La corrosion représente également un danger, du fait de l'humidité résiduelle dans les connexions électriques et les cosses. L'emploi d'un produit anticorrosion doit s'accompagner d'un nettoyage du bas de la moto à l'eau froide, après chaque sortie. Pour rouler en hiver, les pneus doivent présenter des sculptures suffisamment profondes, afin d'éviter l'aquaplanage sur route trempée. De même, la pression et l'usure doivent être régulièrement vérifiées (ajouter 0,20 bar en hiver sur pneus froids).

moto pression

2 - Comment adapter sa conduite en hiver ?
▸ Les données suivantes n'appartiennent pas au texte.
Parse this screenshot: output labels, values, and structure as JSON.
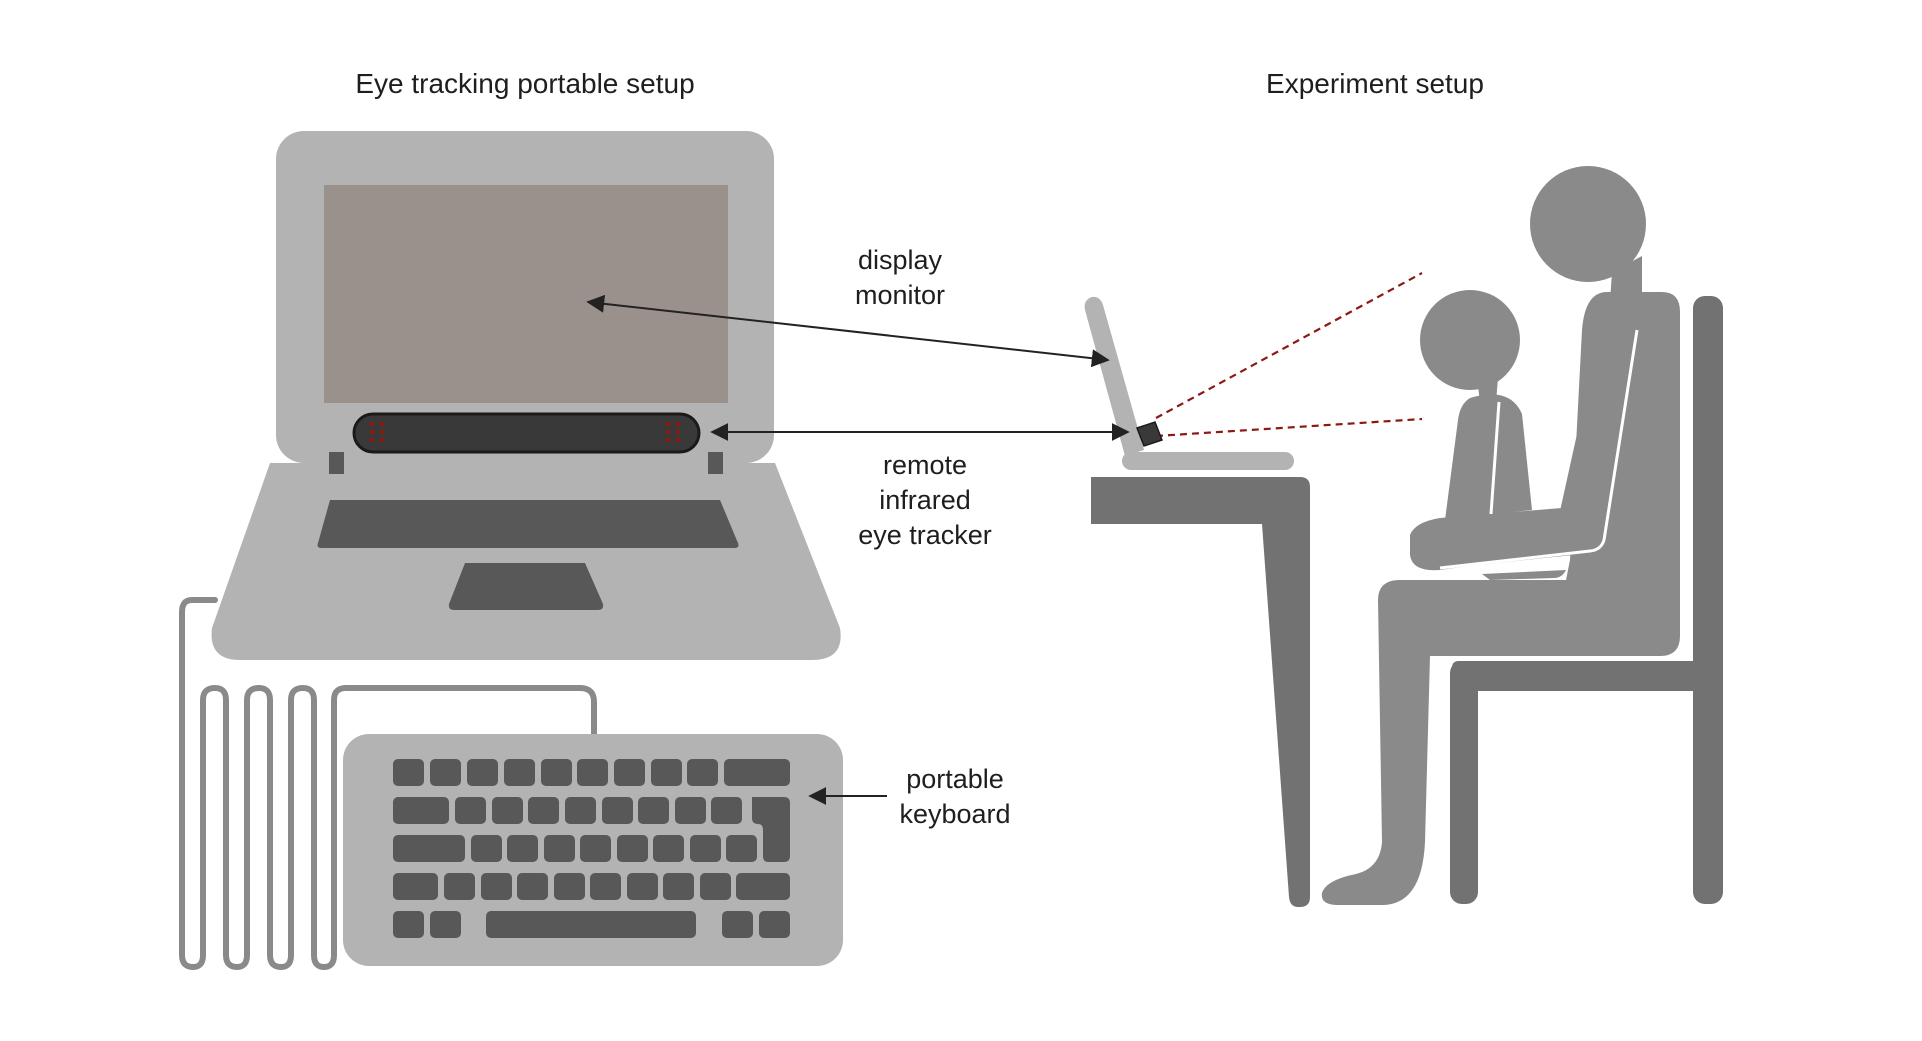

Une moto en parfait état contribue à réduire les risques d'accident, mais doit impérativement s'accompagner d'une conduite adaptée à l'hiver. Voici quelques conseils pour optimiser la sécurité de votre conduite hivernale. Le maître mot doit rester l'anticipation. Détecter à l'avance les tronçons dangereux ainsi que les virages serrés évite de freiner en urgence, sur une plaque de glace. La conduite hivernale se doit ainsi d'être plus "coulée" que d'habitude, pour éviter les changements de direction brusques et les accélérations violentes. Le froid -réel ou ressenti- de l'hiver n'est pas non plus à négliger (le froid ressenti augmente avec la vitesse). Après quelques dizaines de kilomètres, le conducteur d'une moto commence à ressentir un engourdissement, d'où l'importance d'un équipement approprié. Les gants d'hiver s'imposent ainsi comme des accessoires indispensables, afin d'éviter des actions brutales sur les leviers de frein et d'embrayage. En hiver, le freinage doit également intervenir le plus tôt possible, bien avant les dangers potentiels, du fait du manque d'adhérence de la chaussée.

Pensez aussi que vos pneus mettront bien plus de temps à chauffer qu'en été. Le bitume étant froid, l'adhérence ne sera pas optimum. Même après avoir chauffé vos pneus, évitez les trop grosses prises d'angle. Attaquer en hiver n'est pas vraiment pas une bonne idée.

3 - Que faire en cas de neige ?

La présence de neige sur la chaussée implique une vitesse maximale de 10km/h, lorsque la couche de neige de dépasse pas 3cm. Mieux vaut rouler dans les traces de roues des véhicules qui vous précèdent, tout en gardant les deux pieds sortis. En effet, dans ces conditions, une dérobade n'est pas à exclure, et le meilleur moyen de se rattraper reste de poser les deux pieds par terre. Pour démarrer, le deuxième rapport reste la meilleure alternative: un démarrage en première risque d'envoyer à la roue arrière un couple trop important. N'hésitez pas à conserver ce deuxième rapport tout au long du trajet, avec un régime ralenti, sans accélération ni freinage brusque. En parlant de freinage, utilisez surtout le frein arrière en cas de neige, et avec grande parcimonie. Un freinage uniquement avec le frein avant, et c'est la chute assurée.

Ces quelques conseils devraient vous permettre d'aborder la conduite hivernale avec plus de sérénité. Gardez toutefois à l'esprit que sur une route trempée ou enneigée, rien ne remplace la prudence.